Challenges before the ECP
August 3, 2012
Imagine a situation in which 4 candidates, A,B,C and D contest elections from a constituency. There are 100 voters in that constituency and the turnout is 40 percent. A,B,C and D receive 6, 9, 12 and 13 votes respectively, and thus D wins the election. If this situation prevails at most other constituencies, we will have a government with absolute majority although 68 percent of those who voted and 87 % of the total eligible voters never voted for that government. This may be summed up as madness bordering on tyranny. Technically this is also referred to as democracy.
Now imagine another situation in which three candidates contest elections from a constituency. They submit their nomination papers and make the required declarations. All three possess fake degrees, hold dual nationalities, hide their assets and have defaulted on tax payment for past several years. They have also been regular “bhatta” collectors and engaged in ‘ephedrinal’ matters over a long period of time. What is the chance that the Election Commission will disqualify any of them from contesting the election and becoming our next Prime Minister. The answer is ‘Zero’. While this may sound utterly sinister, that is exactly how the system is designed to work.
If we tax our memories hard enough, we will recall that it was only four years ago that the Election Commission of Pakistan (ECP) conducted a fake exercise code named ‘elections’ using a fake list of 37.2 million fictitious voters. It then went on to multiply the scam by introducing some 300 parliamentarians who had cheated the system by acquiring fake degrees. Not satisfied with the level of spuriousness, the ECP also forgot the vital constitutional requirement of checking for dual nationality and thus pushed in another estimated 80-100 half foreigners as our law makers. Finally the ECP preferred to look the other way even when a parliamentarian broke away from police custody, was found using stolen visa card or declared a fake degree holder by the Supreme Court.
Will the next election replicate the ECP’s dismal performance of the past? Do we realise that we have the same infra structure, the same rules and the same bureaucratic mindset of the past. In the last elections the ECP came out with a brilliant gimmick. Enter your NIC, select the province and hit the ‘send’ button to search your voter ID. As there was no corrective mechanism beyond pressing the ‘send’ button, we ended up with a voter list of 37.2 million fake names. This time too, we are told to enter the NIC number, punch 8300 and send an SMS. One promptly receives a response which describes your electoral details. But how will an estimated 15 million dead punch their NIC cards and send SMSs from locations where (fortunately) the telecom industry has no access. What happens when the response indicates a wrong name or address. Exactly like the last time, the ECP has opted for a look-good process that neither corrects nor improves the current voter list.

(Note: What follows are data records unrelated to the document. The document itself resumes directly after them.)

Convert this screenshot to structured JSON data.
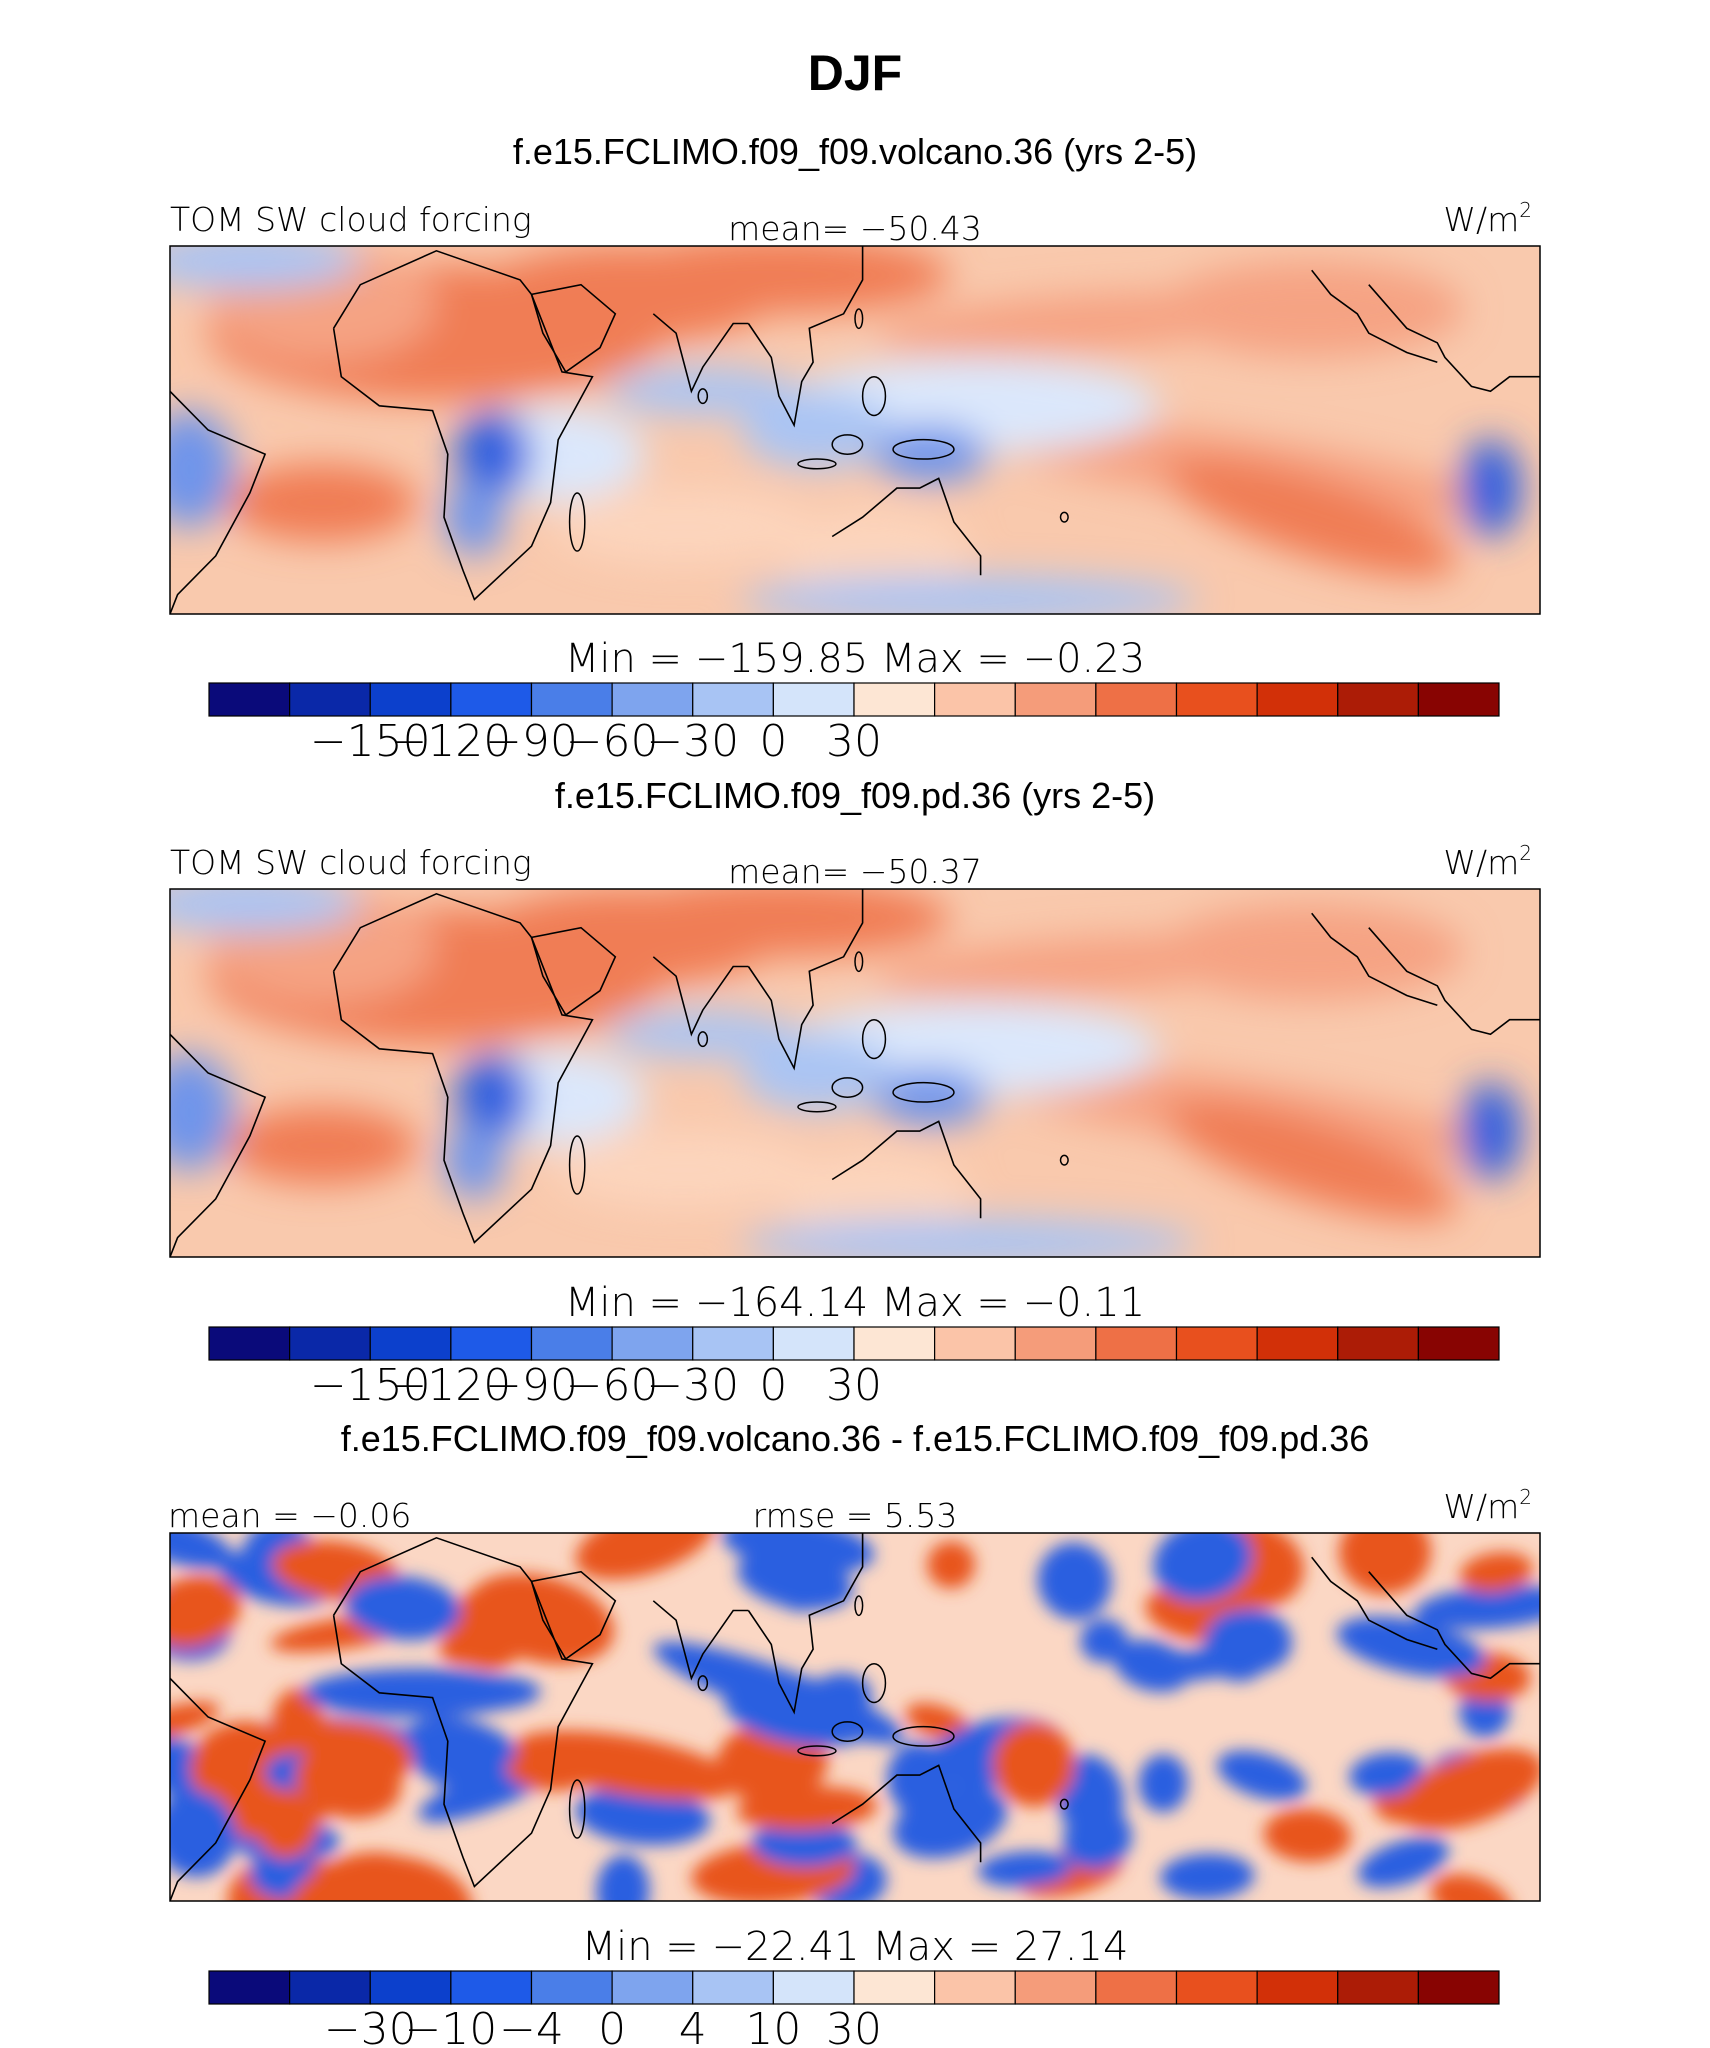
{
  "chart_data": {
    "type": "heatmap",
    "title": "DJF",
    "panels": [
      {
        "subtitle": "f.e15.FCLIMO.f09_f09.volcano.36 (yrs 2-5)",
        "variable": "TOM SW cloud forcing",
        "stat_left": "",
        "stat_center": "mean= −50.43",
        "units": "W/m",
        "units_sup": "2",
        "colorbar_title": "Min = −159.85 Max =  −0.23",
        "colorbar_ticks": [
          "−150",
          "−120",
          "−90",
          "−60",
          "−30",
          "0",
          "30"
        ],
        "min": -159.85,
        "max": -0.23,
        "mean": -50.43
      },
      {
        "subtitle": "f.e15.FCLIMO.f09_f09.pd.36 (yrs 2-5)",
        "variable": "TOM SW cloud forcing",
        "stat_left": "",
        "stat_center": "mean= −50.37",
        "units": "W/m",
        "units_sup": "2",
        "colorbar_title": "Min = −164.14 Max =  −0.11",
        "colorbar_ticks": [
          "−150",
          "−120",
          "−90",
          "−60",
          "−30",
          "0",
          "30"
        ],
        "min": -164.14,
        "max": -0.11,
        "mean": -50.37
      },
      {
        "subtitle": "f.e15.FCLIMO.f09_f09.volcano.36 - f.e15.FCLIMO.f09_f09.pd.36",
        "variable": "",
        "stat_left": "mean =  −0.06",
        "stat_center": "rmse =   5.53",
        "units": "W/m",
        "units_sup": "2",
        "colorbar_title": "Min = −22.41 Max =  27.14",
        "colorbar_ticks": [
          "−30",
          "−10",
          "−4",
          "0",
          "4",
          "10",
          "30"
        ],
        "min": -22.41,
        "max": 27.14,
        "mean": -0.06,
        "rmse": 5.53
      }
    ],
    "colorbar_colors": [
      "#0a0a7a",
      "#0a28a8",
      "#0c40cc",
      "#1e5ae8",
      "#4a7ee8",
      "#7ea4ee",
      "#a8c4f4",
      "#d4e4fa",
      "#fde6d4",
      "#fbc4a8",
      "#f59c7a",
      "#ee7046",
      "#e8501e",
      "#d23008",
      "#ac1c06",
      "#880402"
    ],
    "colors": {
      "sahara": "#f07d55",
      "subtrop": "#f5a383",
      "pale_warm": "#fcd4bc",
      "pale_blue": "#dbe7fb",
      "light_blue": "#aac4f3",
      "mid_blue": "#6f94ea",
      "deep_blue": "#2d5fdf",
      "neg": "#2c5fe0",
      "pos": "#e8541e",
      "land": "#000000"
    }
  }
}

The decisions relating to eligibility of those contesting elections ought to be based on scrutiny of facts. The ECP in this area is designed on the pattern of a glorified post office. It must limit itself to the business of collecting and filing nomination papers. It must not use eyes, ears or neurons of its own. It must wait for a political opponent or a party to challenge the information provided by a contestant. Once elected, it must wait for the Speaker to refer a case for disqualification. While the number of delinquents ran into hundreds, how many cases for disqualification were referred to the ECP. So unless the ECP has the courage and conscience to break away from its apathetic past and act proactively, it is likely to allow the same aberrations to reappear as our second generation of law breakers.
The Supreme Court has already declared that the First-Past-the-post electoral system violates the concept of majority rule, and has asked ECP to find ways to ensure true representation of the people. Despite having been specifically directed to do so, the ECP has taken no steps to move towards ‘proportionate’ or the ‘run-off’ system of representation. Pakistan ought to opt for a system of proportionate representation, if we wish to move away from the tyranny of a minority in the garb of a majority.
Will the ECP before receiving the nomination papers of a candidate also ask for the names of his / her party office bearers. Will the ECP check if they meet the qualification requirements for being elected as parliamentarians, as required by Section 5 of the Political Parties Order. Will the ECP also remember to ensure that the office bearers of a political party do not hold an elected public office, which is rather well defined at section 9 of the Political Parties Order. How come the ECP remained in deep slumber while this law was flouted over the past four years. If the new ECP setup can do just the few things mentioned in this article, Pakistan would get a fresh opportunity to build an equitable and accountable electoral system.